J'ai perdu mon corps
Xilam - J. Clapin
J'ai perdu mon corps
Xilam - J. Clapin

J'ai perdu mon corps - regard sur le film

Lycéens et apprentis au cinéma

publié le 08/04/2025

Dans le cadre de Lycéens et apprentis au cinéma, nous avons demandé à Lucie Mérijeau, spécialiste de cinéma d'animation d'apporter un éclairage sur le film J'ai perdu mon corps, en écho à son intervention pour les enseignants du 12 mars 2025. Lucie Mérijeau a également produit pour notre dispositif un diaporama à utiliser en classe, Focus sur le cinéma d'animation.

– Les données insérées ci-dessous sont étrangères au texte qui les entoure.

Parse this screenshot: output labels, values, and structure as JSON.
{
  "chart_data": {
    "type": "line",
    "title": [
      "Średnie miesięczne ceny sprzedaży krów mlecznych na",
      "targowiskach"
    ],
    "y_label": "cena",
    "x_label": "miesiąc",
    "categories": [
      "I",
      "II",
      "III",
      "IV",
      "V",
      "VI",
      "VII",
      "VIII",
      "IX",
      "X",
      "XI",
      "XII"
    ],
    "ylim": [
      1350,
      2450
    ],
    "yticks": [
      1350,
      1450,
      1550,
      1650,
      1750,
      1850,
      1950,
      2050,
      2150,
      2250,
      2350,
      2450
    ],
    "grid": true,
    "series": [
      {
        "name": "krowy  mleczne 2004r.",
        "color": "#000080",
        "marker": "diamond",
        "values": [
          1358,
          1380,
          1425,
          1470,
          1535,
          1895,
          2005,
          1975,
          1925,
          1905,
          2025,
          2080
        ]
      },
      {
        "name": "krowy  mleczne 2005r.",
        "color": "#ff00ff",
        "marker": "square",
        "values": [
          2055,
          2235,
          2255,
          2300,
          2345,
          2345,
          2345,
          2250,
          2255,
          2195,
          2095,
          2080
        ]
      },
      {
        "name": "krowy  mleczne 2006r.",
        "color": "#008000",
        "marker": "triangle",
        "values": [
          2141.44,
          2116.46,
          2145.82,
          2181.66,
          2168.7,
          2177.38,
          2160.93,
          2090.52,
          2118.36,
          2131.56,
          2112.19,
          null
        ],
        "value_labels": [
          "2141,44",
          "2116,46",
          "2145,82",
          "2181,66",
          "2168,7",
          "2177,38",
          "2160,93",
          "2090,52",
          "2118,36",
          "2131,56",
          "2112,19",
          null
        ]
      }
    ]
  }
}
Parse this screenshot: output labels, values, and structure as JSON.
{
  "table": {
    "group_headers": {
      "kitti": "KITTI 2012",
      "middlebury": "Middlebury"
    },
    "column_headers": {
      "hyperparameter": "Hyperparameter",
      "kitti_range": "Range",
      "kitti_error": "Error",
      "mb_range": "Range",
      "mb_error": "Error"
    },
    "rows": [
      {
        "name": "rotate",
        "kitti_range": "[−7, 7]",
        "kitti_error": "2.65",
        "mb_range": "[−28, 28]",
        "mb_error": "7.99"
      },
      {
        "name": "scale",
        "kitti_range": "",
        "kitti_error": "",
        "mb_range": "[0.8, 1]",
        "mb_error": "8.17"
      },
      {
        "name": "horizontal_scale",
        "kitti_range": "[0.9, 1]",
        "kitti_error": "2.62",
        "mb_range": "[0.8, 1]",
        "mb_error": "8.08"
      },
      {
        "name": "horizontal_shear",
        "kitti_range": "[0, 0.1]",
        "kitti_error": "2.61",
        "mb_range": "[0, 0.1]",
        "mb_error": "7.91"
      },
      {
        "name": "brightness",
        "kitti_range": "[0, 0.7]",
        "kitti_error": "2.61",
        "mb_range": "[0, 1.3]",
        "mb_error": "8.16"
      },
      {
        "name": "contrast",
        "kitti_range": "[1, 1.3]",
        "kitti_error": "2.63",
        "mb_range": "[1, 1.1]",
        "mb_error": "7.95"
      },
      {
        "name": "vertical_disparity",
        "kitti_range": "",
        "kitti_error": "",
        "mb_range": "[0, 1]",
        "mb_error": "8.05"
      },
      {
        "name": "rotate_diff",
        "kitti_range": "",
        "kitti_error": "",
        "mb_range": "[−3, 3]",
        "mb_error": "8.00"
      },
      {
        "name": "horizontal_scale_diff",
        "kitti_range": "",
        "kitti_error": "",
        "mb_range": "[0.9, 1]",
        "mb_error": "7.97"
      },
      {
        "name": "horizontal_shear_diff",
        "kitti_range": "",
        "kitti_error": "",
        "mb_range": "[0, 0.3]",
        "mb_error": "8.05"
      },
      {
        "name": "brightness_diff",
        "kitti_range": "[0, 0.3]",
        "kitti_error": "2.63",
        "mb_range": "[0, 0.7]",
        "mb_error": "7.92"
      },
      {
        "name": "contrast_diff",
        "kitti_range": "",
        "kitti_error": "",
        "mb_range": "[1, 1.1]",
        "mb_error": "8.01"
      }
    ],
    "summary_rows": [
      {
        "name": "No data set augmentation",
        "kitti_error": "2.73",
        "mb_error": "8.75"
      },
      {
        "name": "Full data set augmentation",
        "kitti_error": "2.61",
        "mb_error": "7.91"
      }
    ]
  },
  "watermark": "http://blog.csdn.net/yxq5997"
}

À sa sortie en 2019, J’ai perdu mon corps fait parler de lui en tant que film d’animation (Cristal du long métrage au Festival du film d'animation d'Annecy et César du meilleur film d'animation) et en tant que film « de cinéma », en remportant le Grand prix de la Semaine de la critique au festival de Cannes. Le sillon avait été tracé en 2007 par Persepolis (M. Satrapi et V. Paronnaud, Prix du Jury au festival de Cannes) et creusé en 2008 par Valse avec Bachir (A. Folman). Depuis, un nombre inédit de longs métrages sont venus arpenter le territoire du film d’animation « pour adultes » : des films mettant en scène des fictions documentées ou des récits personnels jusque-là réservés au domaine du court métrage, peu visible par le grand public.

À travers le personnage de Naoufel, jeune adulte meurtri par la vie, et de sa main sectionnée, J’ai perdu mon corps explore l’intime et le quotidien. Ces thèmes sont peu abordés dans les longs métrages animés, qui privilégient le divertissement et l’adresse à un public familial. Le film se déroule à Paris, dont il cisèle une représentation faite d’aspérités et de micro-agressions, éloignée de la vision de carte postale de Ratatouille par exemple (B. Bird, 2007). Le film a d’abord été fabriqué en trois dimensions, permettant plus facilement de créer une ville « avec des perspectives, de pouvoir appliquer des focales réalistes ». Les animateurs ont ensuite dessiné sur les éléments et les personnages en 3D, pour obtenir un rendu final en 2D moins lisse, plus crédible par rapport au sujet traité. Comment faire en sorte que le membre amputé ne soit pas repoussant ? Comment lui donner une personnalité alors que la main n’a ni visage, ni expression ? Le traitement réaliste a permis d’aborder la main comme un personnage avec des émotions et non comme une anecdote, loin des registres horrifique ou comique plus habituels (pensons à La Famille Addams).

Un film d’animation demande une préparation encore plus importante qu’un film en prises de vues continues. Le scénario passe par l’étape du story-board (découpage des scènes du film plan par plan, présentant la place des personnages dans les décors, les angles de prise de vue et les mouvements de caméra prévus, ainsi que les effets spéciaux). L’étape suivante de l’animatique est cruciale. C’est le montage de tous les plans du story-board, selon la durée souhaitée pour chaque scène, auxquels s’ajoutent les dialogues et une première ambiance sonore. Cette première version permet au réalisateur de comprendre quelles scènes fonctionnent et celles qu’il faut retravailler avant de se lancer dans l’animation des personnages.

J’ai perdu mon corps est remarquable par la complexité de sa narration, qui mélange plusieurs temporalités, et pour son personnage de la main. Comment rassembler la beauté de l’élan amoureux et la dureté de la vie d’immigré et d’orphelin ? Comment associer la vie d’un jeune adulte mal dans sa peau, les souvenirs de son enfance heureuse et la déambulation en parallèle de sa main gauche, sectionnée par accident ? Le film s’appuie sur un montage très structuré pour nouer les différents temps du récit, là où la plupart des longs métrages animés jouent la carte de la prouesse visuelle et des potentialités spectaculaires du médium (transformations, métamorphoses, etc.). La continuité narrative et visuelle associent en permanence Naoufel et la main : le climat délétère chez l’oncle de Naoufel préfigure la scène où elle arpente les trottoirs parisiens et les dangereux couloirs du métro. Plus loin, elle trouve un refuge temporaire dans le berceau d’un bébé, alors que Naoufel emménage dans son premier « chez-soi ». La douceur alterne avec la violence, à l’image des remous intérieurs du tourmenté Naoufel.

Ces quelques pistes sont une ébauche pour comprendre le positionnement de J’ai perdu mon corps en tant que film d’animation, en tant que long métrage d’animation pour adultes, mais aussi en tant que film « tout court ». On peut regretter que malgré le regard braqué par les médias sur l’animation depuis une quinzaine d’années, celle-ci peine encore à recevoir toute l’attention qu’elle mérite.